Help optimizing scanned PDF
Does anyone have experience with scanning a book and then optimizing it as a pdf file?
Since I'm fortunate to have an undergraduate schlepper at work who does photocopies for us underpaid professors, I decided to try an ebook experiment today.
I had her xerox an entire book. Our Xerox machine's sheet feeder will then allow you to email an entire set of pages to yourself in various formats. The book was 51 (double column) pages. I find that selecting "compact pdf" results in a file that's not to large but fully readible.
So the resultant document is 2MB. I decided to run it through OCR software (Nitro 7) so I could have a document with searchable text.
There are few images in the book and none on the pages that contain text.
Here's where it starts to get confusing.
I used the default settings "searchable text image". I ended up with a 60mb file.

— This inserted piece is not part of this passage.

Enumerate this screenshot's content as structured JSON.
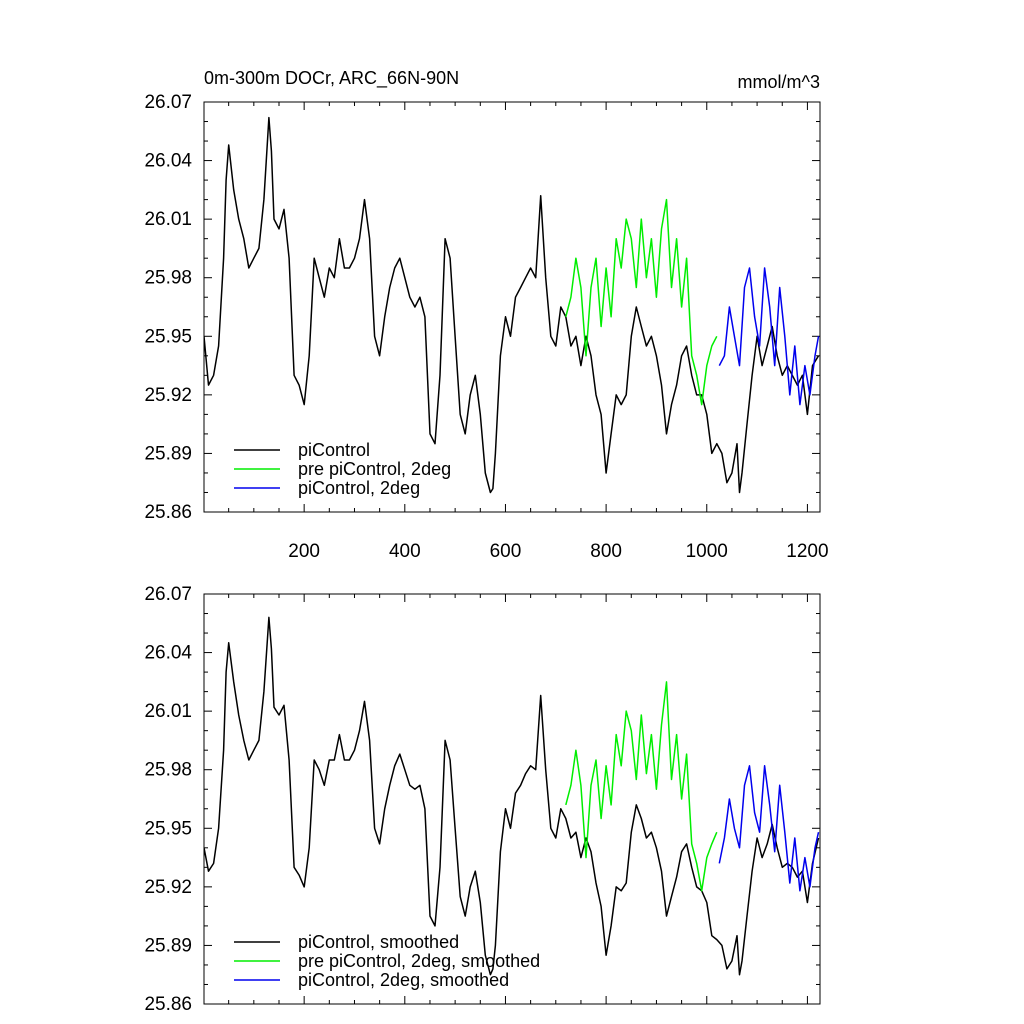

And I don't understand why. Why was is it 30x larger than the original?
I then tried the alternative setting - "editable text". The resulting document looked the same except the few images and some artifacts were removed. But the file was still 7MB, considerably larger than the original.
The only other thing I played around with was the "optimize pdf" feature - using the 7mb file. I removed the embedded fonts. I ended up with a 460kb file, that, near as I can tell, looks the same.
I understand in principle what embedding fonts means - so that the doc will look exactly the same on all machines - but the book has few distinct fonts in it.
So I'm a bit perplexed at how best to optimize a pdf. I want to keep the file sizes small, but I don't want to lose legibility. I see myself doing this a great deal in the future with books I get from Inter-library loan. It's far easier for my research to have them electronically, to read and annotate on my iPad. And having the text searchable is a major asset.
The Nitro user guide is less than helpful.
These aren't chemistry or economics textbooks, so there aren't flowcharts, pie graphs and what have you. They're mostly text.